Fed's lending proposals too late to save homes (Mercury News)
An op-ed from the San Jose Merc is represenative of the views on the new fed mortgage efforts: too little too late. And you know what: that's awesome. The only good things that the government does are the cosmetic ones. You knew the new proposals were a total joke, because they were "discussed" in a filmed meeting, in what was obviously the most scripted conversation Ben Bernanke's ever been part of. Hilarious.
Martin's Double Vision (WSJ)
Ah, Kevin Martin. On the same day he lifted an old rule on owning newspapers and radio stations in the same market, he imposed a cap on the size of any one cable company. He maddens and infuriates everyone on each side of the aisle. No doubt if asked, he'd whip out the old chestnut, "when I've got big corporations and left-wing activist groups complaining about me, I know I'm doing something right!" (wink)
German business climate at 22-month low (MarketWatch)
See, the EU may not be that picture of economic strength you thought it was. German business statistics have slumped to a 22-month low. And there's all that stuff about shifting demographics, young to old, ethnic strife, socialized health care, enormous public debts. Sounds like us, except more consternation about immigration.
G.M. to Start Another Round of Buyouts and Seek Cheaper Labor (NYT)
What's the saying: you can never be too thin, you can never have too many friends, and you can never have too few employees if you're a car company. Also, you can never pay them little enough. We might also add: we can never have too low trading commissions, to cop a phrase from Ben Stein back in the days he use to shill for etrade.
Detroit Revival Vies With Industry’s Decline (NYT)
Finally, a revival is underway in our hometown.
Magna Carta Sells for $21.3 Million (WSJ)
A rare original, first-edition copy of the Magna Carta is worth $21.3 million. That seems like an emanently fair price to us. Obviously, it should be worth a lot more than most fine art, and at $21.3 million it is. The buyer: David Rubenstein of the Carlyle Group. Figures that a private equity guy would get it. Now he's going to use it as collatoral to take out $100 million in loans. Then he's going to devise a brilliant leasing scheme for people who want to borrow it and securitize the document, so that the public can own little bits of it.
Apple of the W. Side Eye (Post)
Another Apple store for the Big Apple, this time at 67th and Broadway. We were in the cube this weekend. Packed like crazy.

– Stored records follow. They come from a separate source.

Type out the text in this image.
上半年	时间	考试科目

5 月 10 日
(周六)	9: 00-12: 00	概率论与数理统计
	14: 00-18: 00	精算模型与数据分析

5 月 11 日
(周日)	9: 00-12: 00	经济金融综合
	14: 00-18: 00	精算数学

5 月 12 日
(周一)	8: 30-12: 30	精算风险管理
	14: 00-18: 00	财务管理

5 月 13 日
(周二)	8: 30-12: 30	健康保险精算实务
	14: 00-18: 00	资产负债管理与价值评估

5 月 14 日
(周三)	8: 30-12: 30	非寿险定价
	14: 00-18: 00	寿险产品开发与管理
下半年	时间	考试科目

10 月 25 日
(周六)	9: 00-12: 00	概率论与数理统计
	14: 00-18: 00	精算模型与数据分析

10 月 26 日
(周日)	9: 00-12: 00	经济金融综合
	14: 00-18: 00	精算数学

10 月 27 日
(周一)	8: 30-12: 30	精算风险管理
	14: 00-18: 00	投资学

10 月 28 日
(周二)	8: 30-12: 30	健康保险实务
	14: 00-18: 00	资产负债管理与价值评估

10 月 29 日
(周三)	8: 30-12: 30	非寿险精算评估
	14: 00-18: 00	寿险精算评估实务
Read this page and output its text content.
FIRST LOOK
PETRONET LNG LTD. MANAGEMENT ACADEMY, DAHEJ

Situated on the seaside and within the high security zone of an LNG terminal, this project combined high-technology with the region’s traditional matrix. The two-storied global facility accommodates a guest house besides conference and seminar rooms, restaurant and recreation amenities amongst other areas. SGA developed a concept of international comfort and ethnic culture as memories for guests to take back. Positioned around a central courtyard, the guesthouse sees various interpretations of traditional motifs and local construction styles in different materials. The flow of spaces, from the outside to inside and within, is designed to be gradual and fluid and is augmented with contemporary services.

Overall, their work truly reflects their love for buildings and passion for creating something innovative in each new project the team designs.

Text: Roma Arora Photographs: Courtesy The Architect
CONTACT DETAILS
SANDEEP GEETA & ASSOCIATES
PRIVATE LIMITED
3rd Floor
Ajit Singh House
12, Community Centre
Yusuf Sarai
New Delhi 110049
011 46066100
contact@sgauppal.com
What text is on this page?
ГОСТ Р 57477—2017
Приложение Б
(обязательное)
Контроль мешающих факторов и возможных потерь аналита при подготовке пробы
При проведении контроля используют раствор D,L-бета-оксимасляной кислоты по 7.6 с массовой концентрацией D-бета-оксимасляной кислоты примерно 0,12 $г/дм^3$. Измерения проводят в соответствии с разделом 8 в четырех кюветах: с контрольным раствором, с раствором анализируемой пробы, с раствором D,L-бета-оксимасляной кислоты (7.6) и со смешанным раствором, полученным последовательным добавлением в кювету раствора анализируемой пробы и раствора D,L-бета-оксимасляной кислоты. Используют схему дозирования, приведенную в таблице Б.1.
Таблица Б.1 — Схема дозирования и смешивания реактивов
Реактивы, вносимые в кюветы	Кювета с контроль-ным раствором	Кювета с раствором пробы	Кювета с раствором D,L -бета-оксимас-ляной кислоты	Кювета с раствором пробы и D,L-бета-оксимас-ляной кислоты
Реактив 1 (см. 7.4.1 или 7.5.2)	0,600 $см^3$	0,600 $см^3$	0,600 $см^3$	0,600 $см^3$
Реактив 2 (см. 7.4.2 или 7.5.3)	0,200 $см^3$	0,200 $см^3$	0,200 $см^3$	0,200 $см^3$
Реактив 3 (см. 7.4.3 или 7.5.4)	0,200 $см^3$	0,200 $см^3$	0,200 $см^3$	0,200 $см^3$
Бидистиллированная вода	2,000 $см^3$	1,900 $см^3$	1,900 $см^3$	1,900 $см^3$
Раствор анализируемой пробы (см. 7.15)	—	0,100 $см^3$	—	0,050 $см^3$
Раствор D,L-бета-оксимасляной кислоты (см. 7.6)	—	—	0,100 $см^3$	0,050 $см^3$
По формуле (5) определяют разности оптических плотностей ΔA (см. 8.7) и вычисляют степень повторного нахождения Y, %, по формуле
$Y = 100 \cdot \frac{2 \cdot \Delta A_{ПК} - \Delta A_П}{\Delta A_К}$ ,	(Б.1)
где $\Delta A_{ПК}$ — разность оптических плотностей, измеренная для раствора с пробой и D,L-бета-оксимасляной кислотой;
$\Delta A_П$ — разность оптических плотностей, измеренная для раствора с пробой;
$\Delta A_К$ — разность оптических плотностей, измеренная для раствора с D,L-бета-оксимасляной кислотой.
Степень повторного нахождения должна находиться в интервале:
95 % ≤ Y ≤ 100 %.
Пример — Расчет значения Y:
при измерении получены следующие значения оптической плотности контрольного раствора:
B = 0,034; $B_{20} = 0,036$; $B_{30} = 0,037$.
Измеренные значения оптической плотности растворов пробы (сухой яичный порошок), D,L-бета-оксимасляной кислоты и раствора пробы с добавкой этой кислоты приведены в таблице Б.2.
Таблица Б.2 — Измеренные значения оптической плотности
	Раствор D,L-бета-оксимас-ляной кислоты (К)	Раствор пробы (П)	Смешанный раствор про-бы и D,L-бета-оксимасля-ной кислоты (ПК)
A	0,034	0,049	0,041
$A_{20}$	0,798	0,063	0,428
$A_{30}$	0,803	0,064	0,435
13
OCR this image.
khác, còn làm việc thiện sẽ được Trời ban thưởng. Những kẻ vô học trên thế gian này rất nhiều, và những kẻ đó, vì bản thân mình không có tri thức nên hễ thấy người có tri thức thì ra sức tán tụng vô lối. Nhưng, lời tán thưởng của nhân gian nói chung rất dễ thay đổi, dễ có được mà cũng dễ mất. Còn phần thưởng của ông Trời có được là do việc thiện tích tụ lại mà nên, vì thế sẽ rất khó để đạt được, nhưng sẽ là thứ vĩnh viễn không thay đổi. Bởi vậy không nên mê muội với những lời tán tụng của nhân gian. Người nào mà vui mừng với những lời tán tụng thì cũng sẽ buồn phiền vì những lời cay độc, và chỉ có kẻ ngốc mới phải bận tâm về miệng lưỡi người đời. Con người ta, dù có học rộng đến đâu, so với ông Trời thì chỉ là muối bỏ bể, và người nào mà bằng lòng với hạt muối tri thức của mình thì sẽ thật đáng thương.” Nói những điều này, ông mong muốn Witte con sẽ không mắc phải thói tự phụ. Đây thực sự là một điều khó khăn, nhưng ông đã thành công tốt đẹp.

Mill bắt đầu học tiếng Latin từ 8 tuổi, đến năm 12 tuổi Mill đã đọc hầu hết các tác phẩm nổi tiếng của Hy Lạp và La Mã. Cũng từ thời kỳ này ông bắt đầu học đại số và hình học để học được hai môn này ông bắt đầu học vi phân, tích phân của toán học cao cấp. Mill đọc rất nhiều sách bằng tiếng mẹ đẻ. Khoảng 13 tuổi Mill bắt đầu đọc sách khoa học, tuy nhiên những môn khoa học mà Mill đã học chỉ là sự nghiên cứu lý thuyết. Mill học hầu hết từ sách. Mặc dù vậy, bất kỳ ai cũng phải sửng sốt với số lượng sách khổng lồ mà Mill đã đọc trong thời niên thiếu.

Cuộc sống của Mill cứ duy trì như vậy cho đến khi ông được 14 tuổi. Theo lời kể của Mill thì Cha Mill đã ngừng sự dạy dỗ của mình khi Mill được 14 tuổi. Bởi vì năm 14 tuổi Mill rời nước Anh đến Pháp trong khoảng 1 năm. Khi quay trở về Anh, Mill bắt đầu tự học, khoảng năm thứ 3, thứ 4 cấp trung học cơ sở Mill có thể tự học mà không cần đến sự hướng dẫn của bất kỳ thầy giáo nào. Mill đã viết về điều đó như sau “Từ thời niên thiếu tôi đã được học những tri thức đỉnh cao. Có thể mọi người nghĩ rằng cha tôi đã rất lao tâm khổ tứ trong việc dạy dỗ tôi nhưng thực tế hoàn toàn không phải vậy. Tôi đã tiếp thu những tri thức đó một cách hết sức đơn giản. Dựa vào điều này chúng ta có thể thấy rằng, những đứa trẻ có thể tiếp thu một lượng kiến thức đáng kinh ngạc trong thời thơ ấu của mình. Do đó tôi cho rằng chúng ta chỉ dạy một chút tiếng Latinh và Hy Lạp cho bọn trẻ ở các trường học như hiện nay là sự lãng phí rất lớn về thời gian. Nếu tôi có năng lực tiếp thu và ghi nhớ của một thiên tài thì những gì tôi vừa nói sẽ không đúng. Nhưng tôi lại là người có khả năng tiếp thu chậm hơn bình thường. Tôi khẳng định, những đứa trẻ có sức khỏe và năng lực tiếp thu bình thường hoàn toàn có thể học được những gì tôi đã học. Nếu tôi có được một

And as much as we're ambivalent about Apple stuff (and we are), we were glad right then that there were already two other open Apple stores to ease the congestion just a little bit.
`Deal With Devil' Funded Carrera Crash Before Bust (Bloomberg) (via CrossingWallStreet)
Just an awesome story about subprime. It starts with a guy making a $5,000 bet on one hand of Blackjack in order to make payroll at his subprime lender back in 2002. Our kinda risk taker. For real.